Scope specifies the scope of this rule.

operations required string[]

Verb is the kube verb associated with the request for API requests, not the http verb. This includes things like list and watch. For non-resource requests, this is the lowercase http verb. If '*' is present, the length of the slice must be one.

excludedUsers required string[]

ExcludedUsers describe a list of users for which the checks will be skipped. Impersonation attempts on these users will still be subjected to the checks.

proxy required object

Proxy enables vCluster-to-vCluster proxying of resources

customResources required {key: object}

CustomResources is a map of resource keys (format: "kind.apiGroup/version") to proxy configuration

enabled required boolean

Enabled defines if this resource proxy should be enabled

targetVirtualCluster required object

TargetVirtualCluster is the target virtual cluster for the custom resource proxy

name required string

Name is the name of the target virtual cluster.

project required string

Project is the project of the target virtual cluster. If empty, defaults to the same project as the source vCluster.
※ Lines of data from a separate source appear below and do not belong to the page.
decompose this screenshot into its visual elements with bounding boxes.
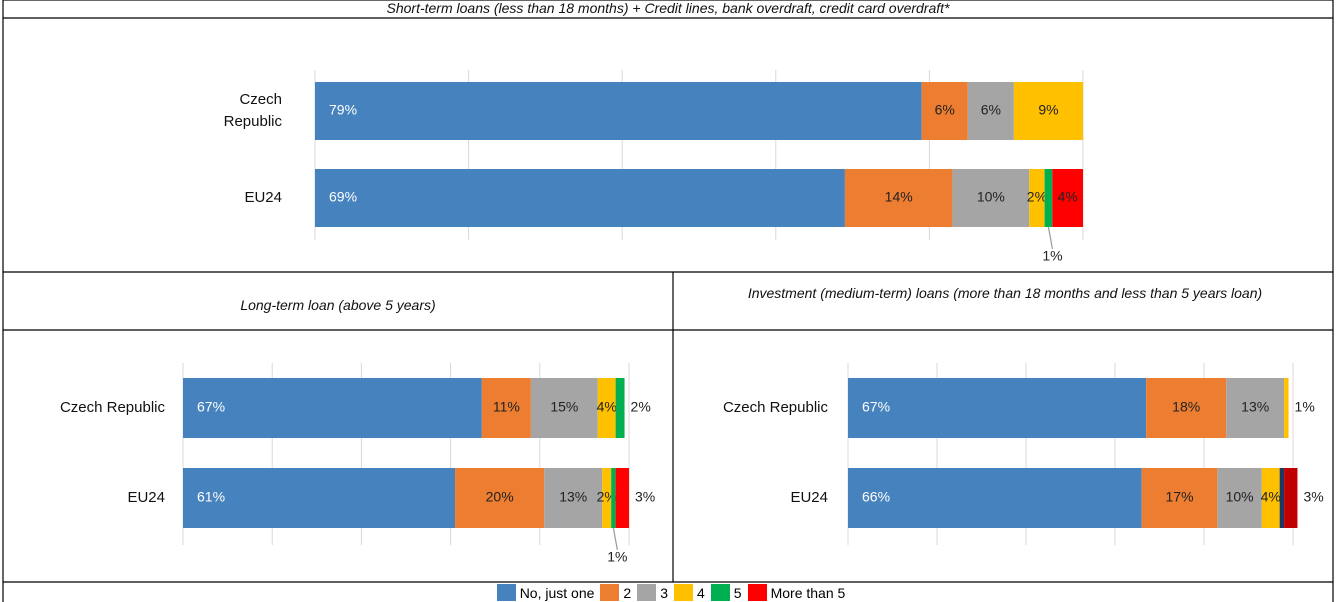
bar-segment (544, 468, 603, 528)
bar-segment (848, 468, 1142, 528)
value-label: 67% (862, 399, 890, 415)
value-label: 13% (1241, 399, 1269, 415)
value-label: 14% (885, 189, 913, 205)
bar-segment (1284, 378, 1289, 438)
bar-segment (1284, 468, 1298, 528)
category-label: EU24 (127, 489, 165, 506)
legend-label: 2 (623, 584, 632, 601)
legend-label: No, just one (519, 584, 595, 601)
value-label: 6% (935, 102, 955, 118)
leader-line (612, 527, 618, 551)
bar-segment (1141, 468, 1218, 528)
bar-segment (530, 378, 598, 438)
value-label: 2% (631, 399, 651, 415)
value-label: 4% (597, 399, 617, 415)
bar-segment (952, 169, 1030, 227)
panel-title: Short-term loans (less than 18 months) +… (386, 0, 950, 16)
bar-segment (848, 378, 1147, 438)
value-label: 10% (1226, 489, 1254, 505)
leader-line (1047, 226, 1054, 250)
value-label: 4% (1261, 489, 1281, 505)
legend-swatch (674, 584, 693, 601)
legend: No, just one 2 3 4 5 More than 5 (3, 583, 1333, 602)
category-label: EU24 (790, 489, 828, 506)
bar-segment (315, 169, 845, 227)
bar-segment (921, 82, 968, 140)
bar-segment (183, 468, 456, 528)
value-label: 61% (197, 489, 225, 505)
legend-swatch (496, 584, 516, 601)
value-label: 69% (329, 189, 357, 205)
bar-segment (1279, 468, 1285, 528)
value-label: 3% (635, 489, 655, 505)
value-label: 15% (550, 399, 578, 415)
bar-segment (1013, 82, 1083, 140)
bar-segment (1029, 169, 1045, 227)
bar-segment (1146, 378, 1227, 438)
value-label: 1% (1295, 399, 1315, 415)
value-label: 18% (1172, 399, 1200, 415)
legend-label: 4 (697, 584, 705, 601)
bar-segment (602, 468, 612, 528)
bar-segment (597, 378, 616, 438)
bar-segment (1052, 169, 1083, 227)
value-label: 20% (486, 489, 514, 505)
bar-segment (455, 468, 545, 528)
bar-segment (844, 169, 953, 227)
bar-segment (1261, 468, 1280, 528)
value-label: 11% (493, 399, 520, 415)
category-label: Czech Republic (223, 91, 282, 130)
panel-title: Long-term loan (above 5 years) (240, 297, 436, 313)
value-label: 13% (559, 489, 587, 505)
bar-segment (183, 378, 482, 438)
value-label: 67% (197, 399, 225, 415)
bar-segment (1044, 169, 1053, 227)
bar-segment (967, 82, 1014, 140)
legend-swatch (637, 584, 657, 601)
bar-segment (315, 82, 922, 140)
value-label: 9% (1038, 102, 1058, 118)
legend-label: More than 5 (770, 584, 846, 601)
value-label: 6% (981, 102, 1001, 118)
legend-swatch (747, 584, 767, 601)
bar-segment (615, 468, 629, 528)
legend-swatch (600, 584, 620, 601)
bar-segment (615, 378, 625, 438)
legend-label: 5 (733, 584, 742, 601)
category-label: Czech Republic (59, 399, 165, 416)
legend-swatch (710, 584, 730, 601)
bar-segment (481, 378, 531, 438)
value-label: 10% (977, 189, 1005, 205)
category-label: EU24 (244, 189, 282, 206)
panel-title: Investment (medium-term) loans (more tha… (747, 285, 1263, 301)
value-label: 4% (1058, 189, 1078, 205)
value-label: 1% (607, 549, 627, 565)
value-label: 3% (1303, 489, 1323, 505)
bar-segment (1226, 378, 1285, 438)
value-label: 1% (1042, 248, 1062, 264)
value-label: 2% (1027, 189, 1047, 205)
legend-label: 3 (660, 584, 668, 601)
value-label: 79% (329, 102, 357, 118)
value-label: 66% (862, 489, 890, 505)
bar-segment (1217, 468, 1262, 528)
value-label: 17% (1166, 489, 1194, 505)
category-label: Czech Republic (722, 399, 828, 416)
bar-segment (611, 468, 616, 528)
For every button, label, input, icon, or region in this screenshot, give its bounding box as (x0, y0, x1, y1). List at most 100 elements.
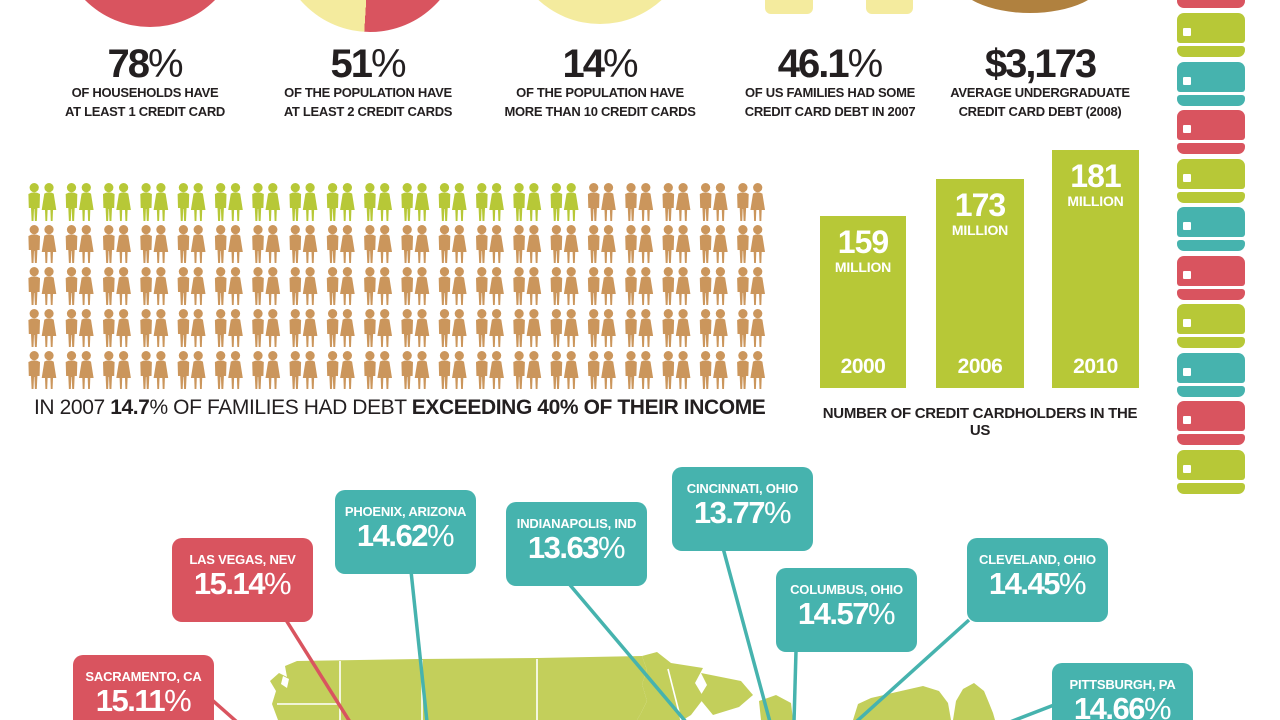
couple-figure (699, 225, 728, 263)
couple-figure (103, 225, 131, 263)
couple-figure (28, 351, 57, 389)
leader-line-7 (1010, 703, 1055, 720)
credit-card-icon (1177, 207, 1245, 251)
bar-value: 159 (837, 224, 889, 260)
credit-card-chip (1183, 125, 1191, 133)
couple-figure (326, 351, 355, 389)
city-rate-value: 14.62% (356, 518, 455, 553)
coin-icon (955, 0, 1105, 13)
couple-figure-highlighted (289, 183, 318, 221)
couple-figure (214, 267, 243, 305)
credit-card-chip (1183, 464, 1191, 473)
credit-card-icon (1177, 255, 1245, 300)
couple-figure-highlighted (326, 183, 355, 221)
couple-figure (625, 225, 654, 263)
couple-figure (699, 309, 728, 347)
couple-figure (252, 351, 281, 389)
couple-figure (513, 225, 542, 263)
leader-line-6 (855, 618, 971, 720)
credit-card-icon-partial (1177, 0, 1245, 8)
couple-figure (550, 225, 579, 263)
city-name: INDIANAPOLIS, IND (516, 516, 637, 531)
couple-figure (587, 183, 616, 221)
city-label-las-vegas-nev: LAS VEGAS, NEV 15.14% (172, 538, 313, 622)
city-name: LAS VEGAS, NEV (189, 552, 296, 567)
family-debt-note: IN 2007 14.7% OF FAMILIES HAD DEBT EXCEE… (34, 396, 794, 420)
stat-caption-line1: AVERAGE UNDERGRADUATE (950, 85, 1130, 100)
couple-figure (401, 309, 430, 347)
city-rate-value: 14.57% (797, 596, 896, 631)
couple-figure (513, 351, 542, 389)
city-label-phoenix-arizona: PHOENIX, ARIZONA 14.62% (335, 490, 476, 574)
couple-figure-highlighted (65, 183, 94, 221)
couple-figure (140, 351, 169, 389)
couple-figure (737, 351, 765, 389)
couple-figure (513, 267, 542, 305)
couple-figure (401, 267, 430, 305)
credit-card-chip (1183, 416, 1191, 424)
couple-figure (289, 309, 318, 347)
stat-value: $3,173 (984, 42, 1097, 86)
couple-figure (587, 351, 616, 389)
couple-figure (364, 267, 392, 305)
couple-figure (140, 309, 169, 347)
couple-figure (252, 309, 281, 347)
city-name: CLEVELAND, OHIO (979, 552, 1096, 567)
leader-lines (209, 547, 1055, 720)
couple-figure (364, 351, 392, 389)
couple-figure-highlighted (28, 183, 57, 221)
couple-figure (550, 309, 579, 347)
credit-card-icon (1177, 110, 1245, 154)
couple-figure (587, 267, 616, 305)
couple-figure (103, 309, 131, 347)
couple-figure-highlighted (140, 183, 169, 221)
note-segment: EXCEEDING 40% OF THEIR INCOME (411, 396, 766, 419)
city-rate-value: 14.66% (1073, 691, 1172, 720)
city-label-cleveland-ohio: CLEVELAND, OHIO 14.45% (967, 538, 1108, 622)
city-label-columbus-ohio: COLUMBUS, OHIO 14.57% (776, 568, 917, 652)
credit-card-strip (1177, 385, 1245, 397)
note-segment: % OF FAMILIES HAD DEBT (149, 396, 412, 419)
couple-figure (662, 267, 691, 305)
credit-card-strip (1177, 143, 1245, 154)
stat-caption-line2: CREDIT CARD DEBT (2008) (958, 103, 1122, 119)
couple-figure (103, 267, 131, 305)
note-segment: IN 2007 (34, 396, 111, 419)
credit-card-chip (1183, 270, 1191, 279)
cards-column (1177, 0, 1245, 498)
stat-caption-line2: MORE THAN 10 CREDIT CARDS (504, 103, 696, 119)
puget-sound-detail (281, 676, 289, 688)
couple-figure (252, 225, 281, 263)
couple-figure (401, 225, 430, 263)
couple-figure (662, 351, 691, 389)
credit-card-body (1177, 352, 1245, 383)
credit-card-body (1177, 13, 1245, 43)
credit-card-body (1177, 110, 1245, 140)
pie-chart-51-icon (278, 0, 462, 32)
leader-line-4 (721, 547, 772, 720)
couple-figure (550, 351, 579, 389)
bar-year: 2010 (1073, 355, 1118, 378)
couple-figure (662, 183, 691, 221)
numeral-fragment-icon (866, 0, 913, 14)
couple-figure (737, 309, 765, 347)
credit-card-icon (1177, 401, 1245, 445)
couple-figure (214, 309, 243, 347)
bar-unit: MILLION (834, 259, 892, 275)
city-name: PHOENIX, ARIZONA (344, 504, 467, 519)
bar-value: 181 (1070, 158, 1121, 194)
couple-figure (550, 267, 579, 305)
couple-figure (625, 183, 654, 221)
credit-card-body (1177, 304, 1245, 334)
couple-figure (699, 267, 728, 305)
city-name: PITTSBURGH, PA (1069, 677, 1176, 692)
credit-card-strip (1177, 94, 1245, 106)
couple-figure (438, 309, 467, 347)
stat-column-two-cards: 51% OF THE POPULATION HAVE AT LEAST 2 CR… (252, 44, 484, 121)
city-rate-value: 14.45% (988, 566, 1087, 601)
city-label-sacramento-ca: SACRAMENTO, CA 15.11% (73, 655, 214, 720)
couple-figure (476, 351, 504, 389)
city-rate-value: 15.11% (95, 683, 192, 718)
note-segment: 14.7 (110, 396, 150, 419)
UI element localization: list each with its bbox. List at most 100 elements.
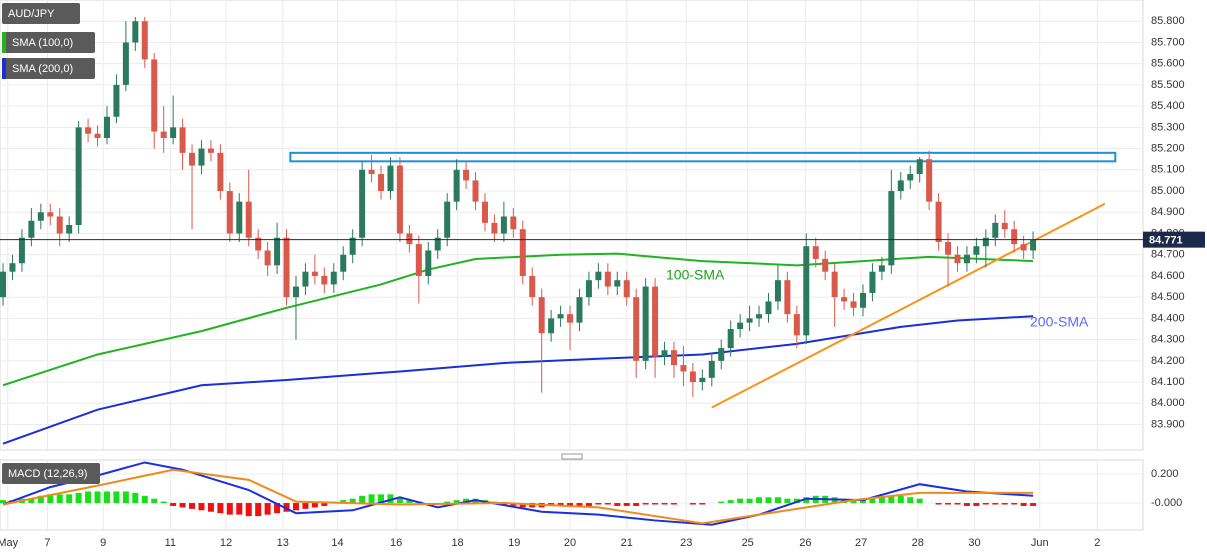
histogram-bar [954, 503, 961, 505]
y-tick-label: 85.300 [1151, 121, 1185, 133]
legend-title: AUD/JPY [8, 8, 55, 20]
histogram-bar [718, 501, 725, 504]
candle-body [793, 314, 800, 336]
annotation: 200-SMA [1030, 314, 1089, 330]
histogram-bar [113, 491, 120, 504]
histogram-bar [207, 503, 214, 512]
candle-body [264, 250, 271, 266]
y-tick-label: 84.100 [1151, 376, 1185, 388]
histogram-bar [888, 495, 895, 504]
candle-body [1001, 222, 1008, 230]
candle-body [878, 265, 885, 272]
histogram-bar [945, 503, 952, 505]
candle-body [378, 174, 385, 192]
candle-body [963, 254, 970, 264]
candle-body [94, 133, 101, 138]
candle-body [699, 377, 706, 383]
candle-body [500, 216, 507, 234]
legend-entry: SMA (100,0) [12, 37, 73, 49]
candle-body [652, 286, 659, 357]
candle-body [1011, 229, 1018, 245]
candle-body [132, 21, 139, 43]
candle-body [463, 169, 470, 181]
candle-body [718, 348, 725, 361]
x-tick-label: 13 [277, 537, 289, 549]
histogram-bar [94, 491, 101, 504]
candle-body [302, 271, 309, 287]
candle-body [623, 280, 630, 298]
histogram-bar [670, 503, 677, 505]
histogram-bar [302, 503, 309, 509]
histogram-bar [349, 498, 356, 504]
candle-body [189, 152, 196, 166]
candle-body [604, 271, 611, 287]
annotation: 100-SMA [666, 267, 725, 283]
candle-body [680, 365, 687, 372]
y-tick-label: 84.000 [1151, 397, 1185, 409]
candle-body [85, 127, 92, 134]
histogram-bar [179, 503, 186, 508]
histogram-bar [878, 497, 885, 504]
legend: AUD/JPY SMA (100,0) SMA (200,0) MACD (12… [2, 3, 100, 484]
candle-body [444, 201, 451, 238]
histogram-bar [604, 503, 611, 505]
legend-swatch [2, 58, 6, 79]
histogram-bar [774, 497, 781, 504]
histogram-bar [963, 503, 970, 506]
legend-box [2, 58, 95, 79]
histogram-bar [765, 497, 772, 504]
candle-body [633, 297, 640, 361]
candle-body [170, 127, 177, 138]
candle-body [245, 201, 252, 238]
x-tick-label: 26 [799, 537, 811, 549]
histogram-bar [652, 503, 659, 505]
histogram-bar [727, 500, 734, 504]
candle-body [122, 42, 129, 85]
x-tick-label: 9 [100, 537, 106, 549]
histogram-bar [453, 500, 460, 504]
candle-body [992, 222, 999, 238]
legend-box [2, 3, 80, 24]
x-tick-label: 19 [508, 537, 520, 549]
histogram-bar [122, 491, 129, 504]
histogram-bar [396, 497, 403, 504]
y-tick-label: 84.400 [1151, 312, 1185, 324]
histogram-bar [245, 503, 252, 517]
candle-body [292, 286, 299, 298]
x-tick-label: 14 [331, 537, 343, 549]
splitter [561, 453, 583, 460]
y-tick-label: 85.400 [1151, 100, 1185, 112]
candle-body [160, 131, 167, 138]
candle-body [822, 258, 829, 272]
y-tick-label: 85.500 [1151, 79, 1185, 91]
candle-body [141, 21, 148, 60]
candle-body [113, 84, 120, 117]
trend-line [711, 202, 1106, 409]
histogram-bar [557, 503, 564, 506]
candle-body [916, 159, 923, 175]
candle-body [519, 229, 526, 276]
candle-body [311, 271, 318, 276]
histogram-bar [661, 503, 668, 505]
candle-body [283, 237, 290, 298]
histogram-bar [1011, 503, 1018, 505]
x-tick-label: 30 [968, 537, 980, 549]
y-tick-label: 85.700 [1151, 36, 1185, 48]
histogram-bar [907, 497, 914, 504]
y-tick-label: 84.600 [1151, 270, 1185, 282]
histogram-bar [614, 503, 621, 506]
candle-body [661, 350, 668, 357]
candle-body [982, 237, 989, 247]
candle-body [359, 169, 366, 238]
candle-body [557, 314, 564, 319]
candle-body [614, 280, 621, 287]
macd-line [2, 468, 1034, 525]
candle-body [859, 292, 866, 308]
x-tick-label: 2 [1094, 537, 1100, 549]
candle-body [935, 201, 942, 242]
candle-body [784, 280, 791, 315]
candle-body [425, 250, 432, 276]
histogram-bar [387, 494, 394, 504]
histogram-bar [406, 500, 413, 504]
accessResources required string

AccessResources defines which resources should be accessible in the proxy.

docker required object

Docker allows you to configure Docker related settings when deploying a vCluster using Docker.

image required string

Image defines the image to use for the container. Defaults to ghcr.io/loft-sh/vm-container.

ports required string[]

Ports defines extra port mappings to be added to the container.

volumes required string[]

Volumes defines extra volumes to be added to the container.

env required string[]

Env defines extra environment variables to be added to the container. Use key=value.

args required string[]

Args defines extra arguments to be added to the docker run command of the container.

enabled required boolean

Enabled defines if the vCluster was deployed using Docker. This is automatically set by vCluster and should not be set by the user.

network required string

Network defines the network to use for the vCluster. If not specified, the a network will be created for the vCluster.

nodes required object[]

Nodes defines the nodes of the vCluster.

image required string

Image defines the image to use for the container. Defaults to ghcr.io/loft-sh/vm-container.

ports required string[]

Ports defines extra port mappings to be added to the container.

volumes required string[]

Volumes defines extra volumes to be added to the container.

env required string[]

Env defines extra environment variables to be added to the container. Use key=value.

args required string[]

Args defines extra arguments to be added to the docker run command of the container.

name required string

Name defines the name of the node. If not specified, a random name will be generated.

registryProxy required object

Defines if docker images should be pulled from the host docker daemon. This prevents pulling images again and allows to use purely local images. Only works if containerd image storage is used. For more information, see https://docs.docker.com/engine/storage/containerd

enabled required boolean true

Enabled defines if this option should be enabled.

loadBalancer required object

Defines if vCluster should configure load balancer services inside the vCluster. This might require sudo access on the host cluster for docker desktop or rancher desktop on macos.

enabled required boolean true

Enabled defines if this option should be enabled.

forwardPorts required boolean true

ForwardPorts defines if the load balancer ips should be made available locally via port forwarding. This will be only done if necessary for example on macos when using docker desktop.